Here’s the abstract of the original article.

Pattern #2

The current issue of Harvard Magazine has a cover article on autism.  In reading through the piece, I was struck by this one line about Asperger’s syndrome: “they shared key impairments in social interaction, reciprocal communication, and imagination (i.e., repetitive behaviors and interests).”  It many ways this description struck me as presenting a similar dichotomy to addiction, where the repetitive behaviors and interests are linked diagnostically with failed social roles, family difficulties and “denial” in communication. 

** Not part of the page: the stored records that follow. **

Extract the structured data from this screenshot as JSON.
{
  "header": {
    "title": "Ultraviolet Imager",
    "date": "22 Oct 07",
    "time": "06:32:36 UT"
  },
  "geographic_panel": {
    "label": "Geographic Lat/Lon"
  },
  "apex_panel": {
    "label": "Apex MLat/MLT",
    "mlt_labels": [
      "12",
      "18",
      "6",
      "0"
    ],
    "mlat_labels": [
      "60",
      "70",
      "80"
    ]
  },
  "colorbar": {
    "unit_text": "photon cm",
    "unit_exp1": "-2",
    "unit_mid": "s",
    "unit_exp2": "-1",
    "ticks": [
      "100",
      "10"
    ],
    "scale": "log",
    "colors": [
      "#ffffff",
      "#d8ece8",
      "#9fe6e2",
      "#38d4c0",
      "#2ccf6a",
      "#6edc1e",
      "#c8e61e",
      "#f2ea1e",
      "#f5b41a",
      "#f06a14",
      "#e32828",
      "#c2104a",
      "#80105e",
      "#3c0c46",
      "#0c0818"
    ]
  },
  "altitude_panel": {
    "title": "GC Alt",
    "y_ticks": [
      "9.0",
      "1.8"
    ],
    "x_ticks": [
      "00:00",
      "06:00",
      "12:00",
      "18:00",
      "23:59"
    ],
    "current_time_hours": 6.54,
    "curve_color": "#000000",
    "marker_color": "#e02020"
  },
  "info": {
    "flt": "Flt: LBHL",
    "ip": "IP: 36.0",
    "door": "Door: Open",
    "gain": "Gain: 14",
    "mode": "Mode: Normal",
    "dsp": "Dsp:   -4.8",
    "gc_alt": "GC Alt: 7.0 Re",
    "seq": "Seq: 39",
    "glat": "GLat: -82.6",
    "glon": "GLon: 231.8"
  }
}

I am not saying that addiction and autism are the same, or that biologically or phenomenology they come from similar causes or problems.  But I do wonder if the rush to focus in on singular brain circuits leads us to overlook the human dimensions of imagination, sociality, and behavior.  These abilities and practices are linked in profound ways in everyday life, and thus will drive biology in profound ways. 

Sandy G, who linked to us (thanks!) through his post on The Rat Park, has several posts on autism.  In one on joint attention, he relates Tomasello’s recent work: “The authors concluded that, at least at this developmental period, children with autism seem to understand the social components of situations that call for “helping” behaviors and engage in helping behaviors, but only when such help does not require interpersonal cooperation. However, when cooperation is required to complete the task, these children are less likely to correctly engage with another partner, possibly because the unique “shared” component of cooperation. That is, cooperation requires shared goals, shared attention, and a shared plan of action, processes that seem to be affected in children with autism.”